Not a ball bowled at Newlands on Sunday‚ but plenty left in the match

07 January 2018 - 17:20 By Telford Vice
Ground staff workers are seen as they try to sweep water on the pitch after play was delayed due to rain.
Ground staff workers are seen as they try to sweep water on the pitch after play was delayed due to rain.
Image: REUTERS/Sumaya Hisham

The only action on the third day of the first test between South Africa and India at Newlands on Sunday began unfolding at 3.30pm and was over within 10 minutes.

First one pitch invader clambered over the boundary fence‚ then another and another and still another.

The fourth of them‚ wearing a fake Hashim Amla tribute beard‚ proved the most successful.

He made it all the way across the ground‚ sidestepping orange-bibbed tacklers as he went‚ and successfully leapt the fence.

Remarkably he kept his composure well enough‚ even after goosing himself on a metal bannister‚ to evade another posse of security guards trying to head him off at the pass on the other side.

And all the while the scoreboard glowered down in vivid disgust‚ refusing to countenance the fact that anything noteworthy had happened since South Africa reached stumps on Saturday on 65/2 in their second innings for a lead of 142.

In the cause of reaching a result‚ losing an entire day’s play is never a good thing. But in this case there are special circumstances.

Helped by 13 wickets falling on Friday‚ the match advanced faster than it might have normally and — given better weather on Monday and Tuesday — winning and losing remain firmly part of the equation.

Even the absence from South Africa’s attack of Dale Steyn‚ who injured a heel on Saturday‚ shouldn’t have too big an adverse effect on their chances of surging for victory.

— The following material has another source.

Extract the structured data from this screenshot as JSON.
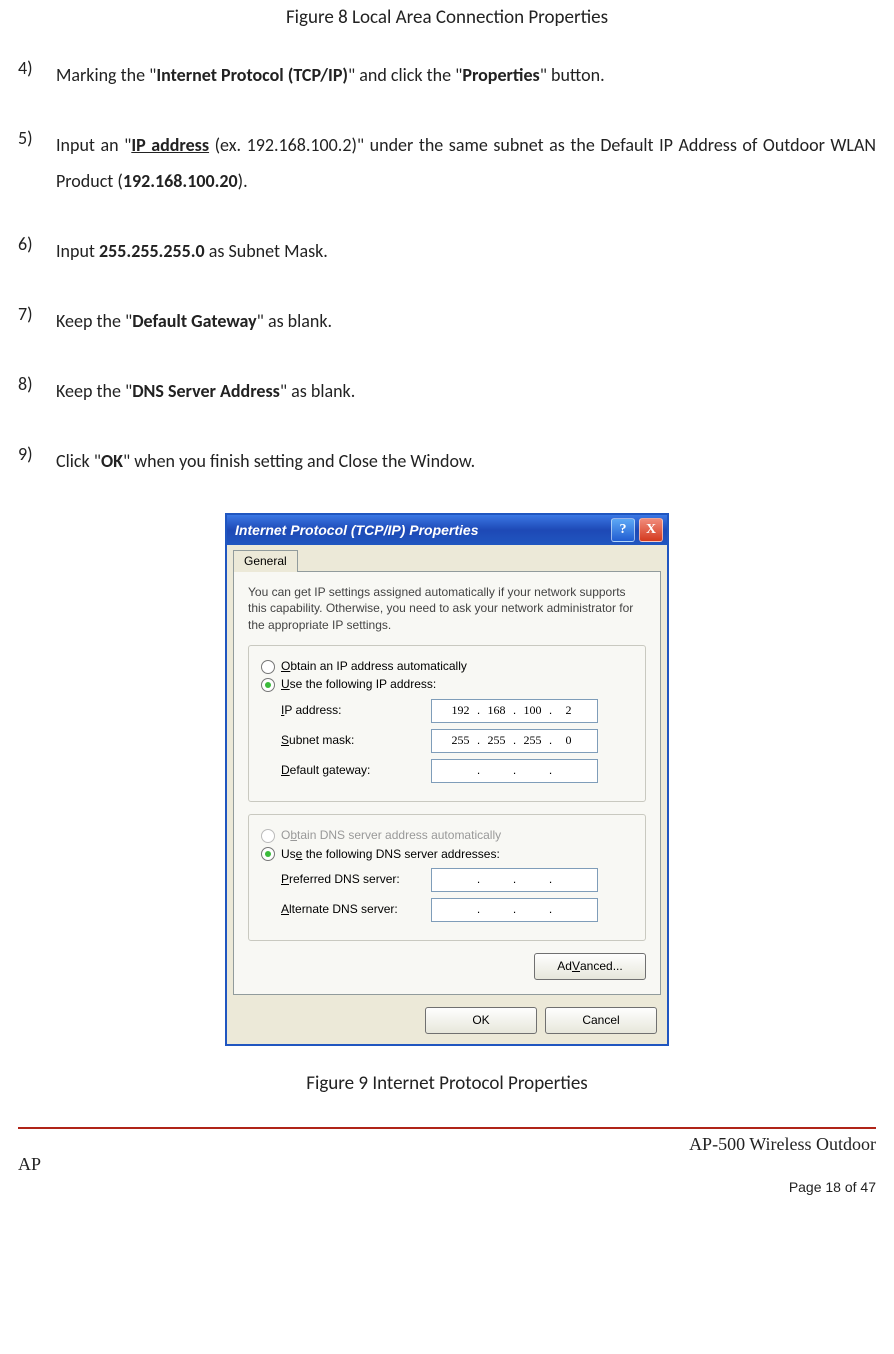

The home side went into the match with four fast bowlers‚ and the survivors aren’t too shabby: Vernon Philander‚ Kagiso Rabada and Morne Morkel.

Once the pitch invaders had come and gone on Sunday‚ or rather been taken away‚ groundsman Evan Flint took an umbrella out to the middle to have a chat with the umpires‚ Richard Kettleborough and Michael Gough.

“I told them I would need an hour — maybe an hour-and-a-half — to get the ground ready‚” Flint said. “But they felt there was more rain on the way.”

Maybe the umpires should have listened to Flint. Just more than an hour after play was abandoned‚ and with almost 90 minutes of play theoretically possible and the stop-start drizzle having finally dried up‚ the sun broke through the thick cloud that had kept Table Mountain hidden from view since the morning.

A sprinkling more rain is forecast for daybreak on Monday‚ but then the south-easter is due to pick up and blow the wet stuff away.

Then the pitch will be invaded legitimately as India’s bowlers let fly once more at nightwatchman Kagiso Rabada‚ who is working overtime for his two not out‚ and Hashim Amla‚ on four.

Hardik Pandya‚ who hammered a fearless 93 in India’s first innings of 209‚ has claimed the wickets of Aiden Markram and Dean Elgar and will be on the prowl for more.

But Amla‚ denied on Sunday what would have been the best batting conditions of the match‚ will have something to say — and do — about that.